Le temps passe très vite pour tous et il y a tant de choses à faire, à organiser, que la mise à jour du blog en a quelque peu pâti ! Pourtant il y a tellement d’informations à partager…La première partie de l’année a été très intense que ce soit sur le plan professionnel ou de mon engagement dans la protection animale. Et la passion est chronophage !
J’ai deux protégés de plus dans ma tribu de félins mais les hérissons ne sont pas revenus… Pour le reste je fourmille de projets et j’en apprends encore tous les jours sur le comportement animal, sur l’intérêt des massages canins, félins , bientôt équins …
Cela fera l’objet de posts mis à jour plus régulièrement puisque j’ai la chance d’avoir quelques lecteurs assidus, que je remercie, et qui attendent la suite ….
Alors à suivre ..
Par Christine
Mes trois dernières interventions-conseils portaient sur trois chiens faisant preuve d’agressivité envers leur maîtres.
Trois races totalement différentes : caniche, bouledogue français, croisé malinois, ce qui prouvent bien là encore la stupidité de la loi de catégorisation des chiens, jetant le discrédit sur les molosses alors que n’importe quelle race peut être agressive.
Il y a différents types d’agressions ( rappel des principales dans l’article suivant), certaines plus compréhensibles que d’autres mais ce qui est à noter c’est la généralisation de ce type de problèmes depuis quelques années : un nombre incalculable d’appels à l’aide des maîtres devant l’agressivité de leur chien.
Les raisons sont pourtant constantes: une mauvaise socialisation du chiot dans les tous premiers mois, des maladresses dans l’éducation et plus rarement des pathologies et l’âge (un chien qui devient brutalement agressif peut l’être par souffrance, diminution visuelle ou auditive)
La résolution du problème dépend de tous les facteurs qui conduisent l’animal à devenir agressif et les solutions sont à mettre en place au cas par cas car chaque animal est différent tout comme chaque séquence d’agressivité est spécifique.

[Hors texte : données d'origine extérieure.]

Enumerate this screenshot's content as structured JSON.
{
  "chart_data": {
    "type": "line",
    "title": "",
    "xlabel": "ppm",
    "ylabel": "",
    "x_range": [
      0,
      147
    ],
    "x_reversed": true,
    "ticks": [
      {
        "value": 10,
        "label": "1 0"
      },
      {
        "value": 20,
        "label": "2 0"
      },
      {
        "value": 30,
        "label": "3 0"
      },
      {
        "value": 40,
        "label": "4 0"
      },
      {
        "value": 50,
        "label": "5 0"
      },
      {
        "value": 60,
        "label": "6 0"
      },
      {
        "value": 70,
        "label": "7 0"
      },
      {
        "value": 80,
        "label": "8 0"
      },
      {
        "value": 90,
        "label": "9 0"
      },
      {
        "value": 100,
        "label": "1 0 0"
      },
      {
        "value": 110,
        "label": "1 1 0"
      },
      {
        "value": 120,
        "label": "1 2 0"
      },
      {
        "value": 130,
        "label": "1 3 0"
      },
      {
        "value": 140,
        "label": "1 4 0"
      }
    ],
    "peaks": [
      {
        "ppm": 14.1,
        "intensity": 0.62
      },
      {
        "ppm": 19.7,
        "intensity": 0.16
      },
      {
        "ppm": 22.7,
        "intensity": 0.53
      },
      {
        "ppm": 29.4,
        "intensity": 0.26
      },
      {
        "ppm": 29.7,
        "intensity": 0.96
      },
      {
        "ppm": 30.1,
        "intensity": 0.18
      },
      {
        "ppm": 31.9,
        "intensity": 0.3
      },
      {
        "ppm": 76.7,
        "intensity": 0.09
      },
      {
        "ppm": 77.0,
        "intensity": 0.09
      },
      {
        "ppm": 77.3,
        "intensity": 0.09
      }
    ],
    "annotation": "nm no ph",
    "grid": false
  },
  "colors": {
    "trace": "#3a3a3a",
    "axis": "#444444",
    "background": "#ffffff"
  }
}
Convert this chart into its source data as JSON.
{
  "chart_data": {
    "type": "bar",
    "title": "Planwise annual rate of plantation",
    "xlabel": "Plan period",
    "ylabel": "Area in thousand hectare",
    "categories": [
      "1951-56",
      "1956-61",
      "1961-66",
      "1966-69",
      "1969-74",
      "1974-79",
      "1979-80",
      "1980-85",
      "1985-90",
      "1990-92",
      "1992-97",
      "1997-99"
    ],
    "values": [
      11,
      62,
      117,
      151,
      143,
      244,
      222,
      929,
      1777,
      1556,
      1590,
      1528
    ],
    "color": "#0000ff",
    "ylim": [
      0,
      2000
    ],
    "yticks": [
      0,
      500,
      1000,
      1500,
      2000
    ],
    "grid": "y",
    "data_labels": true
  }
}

Pour obtenir un résultat rapide certains véto traitent avec le médicament miracle , un “prozac du chien” qui n’a rien de miraculeux bien au contraire et ne règle pas la cause du problème.
Ce sont des cas difficiles qui nécessitent du temps, parfois le travail conjoint de l’éducateur canin et du comportementaliste et surtout l’humilité des conseillers car nous ne pouvons affirmer (et pourtant on le voit sur certaine pubs !) que la réussite est 100% assurée en quelques heures ! La vie dans le foyer d’un chien agressif peut être un enfer, et il faut beaucoup de patience, de cohérence de la part du maître pour rétablir l’harmonie.
On ne répètera jamais assez qu’il ne faut pas acheter un chiot en animalerie, ni sur les marchés aux chiens ou sur internet car il y a toutes les chances que le chien provienne d’un élevage douteux ou d’une usine à chiot d’Europe de l’est. 80% de ces chiots ont des troubles du comportement, liés à un manque de sociabilisation, au stress, à la maltraitance ce qui souvent se traduit par de l’anxiété, de hyperactivité, des T.O.C et de l’agressivité quand ce ne sont des pathologies plus graves encore qui gâcheront la vie de leur nouvelle famille..
Par Christine
Petit hommage à Balou et à Déesse tous deux victimes de l’inconscience de l’homme.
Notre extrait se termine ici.